HSV-1 infection triggers relocalization of BAF to the nucleus where unphosphorylatable BAF can suppress HSV-1 viral yield.
(A) Immunofluorescence analyses of FLAG-BAF-MTTSQ or MAAAQ cells infected with HSV-1 virus at MOI = 1 for 6 h. Following fixation, cells were then stained with an anti-FLAG antibody (AlexaFluor488-conjugated). (B) Viral yield analyses of HSV-1 and VACV Cts2-infected cells. Indicated cell lines were infected with HSV-1 or VACV Cts2 virus at MOI = 0.01 for 48 h at 37°C. Viral yield was calculated relative to vector control for each infection (n = 3). Error bars represent standard deviations (*indicates a p-value<0.05 from t-test analysis).
Figure 5.
Unphosphorylatable BAF mutant suppresses HSV-1 viral DNA replication and exhibits increased relative binding to HSV-1 viral DNA.
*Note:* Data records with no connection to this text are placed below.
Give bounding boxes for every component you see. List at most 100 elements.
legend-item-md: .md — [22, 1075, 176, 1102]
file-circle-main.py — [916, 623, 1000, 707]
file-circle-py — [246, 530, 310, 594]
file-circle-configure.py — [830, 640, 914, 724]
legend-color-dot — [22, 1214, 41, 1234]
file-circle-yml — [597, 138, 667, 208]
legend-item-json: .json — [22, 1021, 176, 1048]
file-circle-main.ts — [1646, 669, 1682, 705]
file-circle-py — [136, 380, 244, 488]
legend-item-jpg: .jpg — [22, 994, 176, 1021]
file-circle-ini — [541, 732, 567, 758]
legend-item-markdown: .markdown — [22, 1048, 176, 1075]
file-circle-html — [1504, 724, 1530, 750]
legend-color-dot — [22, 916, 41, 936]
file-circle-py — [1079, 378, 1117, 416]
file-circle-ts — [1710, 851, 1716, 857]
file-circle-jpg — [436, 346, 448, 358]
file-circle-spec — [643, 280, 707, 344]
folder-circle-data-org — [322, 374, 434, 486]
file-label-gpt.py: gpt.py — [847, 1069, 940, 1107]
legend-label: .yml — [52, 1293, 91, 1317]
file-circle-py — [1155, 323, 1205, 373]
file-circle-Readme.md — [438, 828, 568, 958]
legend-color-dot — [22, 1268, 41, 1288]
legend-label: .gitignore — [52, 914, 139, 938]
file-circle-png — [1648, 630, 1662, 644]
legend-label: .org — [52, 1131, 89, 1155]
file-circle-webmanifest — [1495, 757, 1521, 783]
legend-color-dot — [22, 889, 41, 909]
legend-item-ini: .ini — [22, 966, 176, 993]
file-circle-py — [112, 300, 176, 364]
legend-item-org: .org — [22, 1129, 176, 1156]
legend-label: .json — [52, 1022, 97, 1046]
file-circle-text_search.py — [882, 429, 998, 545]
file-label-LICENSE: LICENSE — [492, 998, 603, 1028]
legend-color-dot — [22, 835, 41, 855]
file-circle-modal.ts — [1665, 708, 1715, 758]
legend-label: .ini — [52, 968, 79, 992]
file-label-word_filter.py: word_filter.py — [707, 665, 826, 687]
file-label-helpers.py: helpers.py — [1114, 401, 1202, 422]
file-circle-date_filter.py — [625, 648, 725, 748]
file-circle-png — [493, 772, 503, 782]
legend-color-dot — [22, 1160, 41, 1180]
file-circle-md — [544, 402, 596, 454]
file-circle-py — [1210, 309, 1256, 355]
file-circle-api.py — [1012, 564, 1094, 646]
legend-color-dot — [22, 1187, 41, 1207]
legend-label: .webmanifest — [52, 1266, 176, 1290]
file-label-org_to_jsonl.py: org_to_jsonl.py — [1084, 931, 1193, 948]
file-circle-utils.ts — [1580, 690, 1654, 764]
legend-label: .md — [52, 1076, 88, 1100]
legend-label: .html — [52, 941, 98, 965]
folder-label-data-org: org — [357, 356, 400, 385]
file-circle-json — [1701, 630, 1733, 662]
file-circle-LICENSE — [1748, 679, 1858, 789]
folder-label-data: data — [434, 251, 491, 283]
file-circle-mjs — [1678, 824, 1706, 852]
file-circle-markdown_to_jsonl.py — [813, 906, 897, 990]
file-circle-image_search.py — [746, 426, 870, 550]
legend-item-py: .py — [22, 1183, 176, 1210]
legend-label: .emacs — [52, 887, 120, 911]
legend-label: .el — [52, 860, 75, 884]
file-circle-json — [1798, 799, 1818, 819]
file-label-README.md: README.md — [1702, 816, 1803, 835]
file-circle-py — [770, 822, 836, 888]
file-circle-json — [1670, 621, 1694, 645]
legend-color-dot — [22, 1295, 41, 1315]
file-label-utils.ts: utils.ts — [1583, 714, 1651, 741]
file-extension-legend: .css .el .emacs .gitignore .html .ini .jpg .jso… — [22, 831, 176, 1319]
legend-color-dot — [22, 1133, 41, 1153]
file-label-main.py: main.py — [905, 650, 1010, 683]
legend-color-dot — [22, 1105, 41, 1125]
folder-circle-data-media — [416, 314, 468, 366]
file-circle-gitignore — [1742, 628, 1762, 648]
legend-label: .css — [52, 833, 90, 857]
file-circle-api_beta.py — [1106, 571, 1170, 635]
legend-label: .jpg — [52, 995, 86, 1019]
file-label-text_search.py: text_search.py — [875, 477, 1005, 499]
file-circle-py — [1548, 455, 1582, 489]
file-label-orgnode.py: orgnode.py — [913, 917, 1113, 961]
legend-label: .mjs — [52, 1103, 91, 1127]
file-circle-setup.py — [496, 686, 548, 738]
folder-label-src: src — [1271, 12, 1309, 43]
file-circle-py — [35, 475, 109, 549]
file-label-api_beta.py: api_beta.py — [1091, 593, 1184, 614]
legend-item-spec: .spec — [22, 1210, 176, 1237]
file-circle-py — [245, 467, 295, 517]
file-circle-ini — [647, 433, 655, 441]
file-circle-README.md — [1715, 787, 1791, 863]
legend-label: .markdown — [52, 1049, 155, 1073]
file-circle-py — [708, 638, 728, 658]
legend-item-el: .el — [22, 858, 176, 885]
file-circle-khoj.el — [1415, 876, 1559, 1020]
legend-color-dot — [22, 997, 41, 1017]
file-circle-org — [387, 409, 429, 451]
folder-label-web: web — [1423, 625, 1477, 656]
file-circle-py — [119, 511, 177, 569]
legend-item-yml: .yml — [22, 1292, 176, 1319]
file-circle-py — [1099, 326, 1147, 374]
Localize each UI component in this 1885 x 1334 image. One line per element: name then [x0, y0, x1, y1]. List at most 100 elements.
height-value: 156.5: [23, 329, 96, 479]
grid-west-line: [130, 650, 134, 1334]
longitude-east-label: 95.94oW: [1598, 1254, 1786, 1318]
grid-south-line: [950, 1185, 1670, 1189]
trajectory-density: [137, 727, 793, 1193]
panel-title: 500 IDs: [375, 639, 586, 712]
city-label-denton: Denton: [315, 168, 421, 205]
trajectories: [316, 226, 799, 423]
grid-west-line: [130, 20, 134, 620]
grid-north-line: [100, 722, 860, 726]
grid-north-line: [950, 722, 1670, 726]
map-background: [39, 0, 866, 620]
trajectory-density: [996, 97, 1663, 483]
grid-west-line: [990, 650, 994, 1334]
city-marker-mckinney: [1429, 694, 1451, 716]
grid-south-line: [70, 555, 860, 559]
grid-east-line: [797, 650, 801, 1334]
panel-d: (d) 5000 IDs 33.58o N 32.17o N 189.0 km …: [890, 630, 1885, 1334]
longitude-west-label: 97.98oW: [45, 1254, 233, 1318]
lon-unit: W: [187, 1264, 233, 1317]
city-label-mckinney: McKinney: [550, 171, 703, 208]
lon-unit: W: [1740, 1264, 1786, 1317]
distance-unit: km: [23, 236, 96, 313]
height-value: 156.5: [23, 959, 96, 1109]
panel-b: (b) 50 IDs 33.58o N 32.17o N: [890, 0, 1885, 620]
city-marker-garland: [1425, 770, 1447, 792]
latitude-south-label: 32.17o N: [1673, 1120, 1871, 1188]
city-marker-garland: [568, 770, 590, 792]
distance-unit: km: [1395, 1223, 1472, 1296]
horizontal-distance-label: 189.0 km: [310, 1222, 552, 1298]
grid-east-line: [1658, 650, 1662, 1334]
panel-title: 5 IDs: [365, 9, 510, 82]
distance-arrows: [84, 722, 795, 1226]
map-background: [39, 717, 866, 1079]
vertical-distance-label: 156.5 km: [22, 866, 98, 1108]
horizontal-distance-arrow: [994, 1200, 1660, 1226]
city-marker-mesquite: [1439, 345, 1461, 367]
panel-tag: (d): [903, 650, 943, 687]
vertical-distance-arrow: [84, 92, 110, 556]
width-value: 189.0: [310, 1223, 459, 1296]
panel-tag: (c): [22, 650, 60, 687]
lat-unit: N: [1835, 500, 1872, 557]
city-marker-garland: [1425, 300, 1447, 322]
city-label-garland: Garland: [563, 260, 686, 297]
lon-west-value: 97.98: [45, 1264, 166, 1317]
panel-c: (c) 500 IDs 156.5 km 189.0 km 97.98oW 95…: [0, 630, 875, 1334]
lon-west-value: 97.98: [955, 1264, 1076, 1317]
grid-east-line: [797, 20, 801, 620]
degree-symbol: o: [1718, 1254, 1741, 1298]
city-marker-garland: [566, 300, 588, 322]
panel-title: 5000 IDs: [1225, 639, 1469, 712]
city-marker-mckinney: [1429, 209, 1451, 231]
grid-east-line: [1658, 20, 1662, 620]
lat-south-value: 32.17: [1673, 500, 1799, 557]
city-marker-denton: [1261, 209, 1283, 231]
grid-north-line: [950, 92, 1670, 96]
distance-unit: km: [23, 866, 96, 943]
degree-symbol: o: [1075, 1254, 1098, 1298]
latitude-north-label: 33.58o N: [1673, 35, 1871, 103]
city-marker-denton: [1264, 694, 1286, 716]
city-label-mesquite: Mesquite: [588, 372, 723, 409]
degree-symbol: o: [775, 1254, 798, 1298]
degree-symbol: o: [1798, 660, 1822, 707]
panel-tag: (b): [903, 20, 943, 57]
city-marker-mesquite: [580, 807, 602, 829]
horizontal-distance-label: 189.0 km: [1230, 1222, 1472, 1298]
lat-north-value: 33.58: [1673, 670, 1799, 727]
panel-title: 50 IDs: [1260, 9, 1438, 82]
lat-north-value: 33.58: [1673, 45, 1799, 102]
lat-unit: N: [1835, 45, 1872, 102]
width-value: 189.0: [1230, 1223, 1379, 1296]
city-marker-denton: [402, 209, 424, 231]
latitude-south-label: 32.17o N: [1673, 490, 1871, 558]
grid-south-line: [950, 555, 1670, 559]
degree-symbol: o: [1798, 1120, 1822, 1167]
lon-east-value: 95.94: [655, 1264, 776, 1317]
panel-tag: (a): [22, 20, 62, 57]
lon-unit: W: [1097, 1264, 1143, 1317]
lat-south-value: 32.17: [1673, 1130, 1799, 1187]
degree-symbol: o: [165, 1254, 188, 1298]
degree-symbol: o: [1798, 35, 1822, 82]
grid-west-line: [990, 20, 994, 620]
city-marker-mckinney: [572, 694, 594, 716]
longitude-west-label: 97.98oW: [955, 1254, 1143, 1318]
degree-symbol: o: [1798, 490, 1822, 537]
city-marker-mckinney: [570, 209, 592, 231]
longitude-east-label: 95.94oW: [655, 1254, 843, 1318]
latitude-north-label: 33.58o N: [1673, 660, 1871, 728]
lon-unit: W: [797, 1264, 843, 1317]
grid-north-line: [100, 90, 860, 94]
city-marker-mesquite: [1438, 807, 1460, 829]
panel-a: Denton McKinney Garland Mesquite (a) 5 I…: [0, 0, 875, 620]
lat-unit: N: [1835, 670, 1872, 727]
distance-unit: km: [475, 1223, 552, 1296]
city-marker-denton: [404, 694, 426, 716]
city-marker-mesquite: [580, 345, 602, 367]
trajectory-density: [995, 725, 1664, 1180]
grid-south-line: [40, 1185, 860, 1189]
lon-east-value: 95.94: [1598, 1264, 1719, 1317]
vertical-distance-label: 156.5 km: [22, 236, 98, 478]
(A) Relative viral DNA accumulation of HSV-1-infected FLAG-BAF-MTTSQ and MAAAQ cells. Cells were infected with HSV-1 virus at MOI = 0.1 for 3 h and 24 h. Following harvest, cells were analyzed for viral DNA accumulation via qPCR by using HSV-1 DNA-specific primers. DNA accumulation was calculated relative to vector control at 3 hpi (n = 3). Error bars represent standard deviations. (* indicates a p-value<0.05 from t-test analysis) (B) ChIP analyses of viral DNA bound to FLAG-BAF-MTTSQ and MAAAQ HSV-infected cells. Cells were infected with HSV-1 virus at MOI = 1 for 6 h followed by fixation, immunoprecipitation with anti-FLAG antibody, and reverse crosslinking of protein-DNA complexes. Purified DNA was analyzed by qPCR using primers specific for the ICP0 promoter region. Fold enrichment was obtained relative to empty vector control and normalized to input DNA. Data were obtained from three independent experiments performed in triplicate wells and data from a representative experiment is shown. Error bars represent standard deviations.
Figure 6.
Decreased HSV-1 viral protein expression can be observed in unphosphorylatable BAF mutant cells.
Western blot analysis of HSV-1 viral proteins upon infection of FLAG-BAF-MTTSQ and FLAG-BAF-MAAAQ cells. Cells were infected with HSV-1 virus at MOI = 1 for 20 h. Following cell harvest, protein samples were resolved by SDS-PAGE and transfer to membrane. Membranes were incubated with antibodies against HSV-1 proteins: ICP0, ICP4, ICP27, ICP8, TK, gD, and VP16. Anti-tubulin antibody was used as a loading control. Data were obtained from three independent experiments and a representative blot is shown. Values represent average relative signal intensity from three experiments as quantified by ImageLab software (BioRad).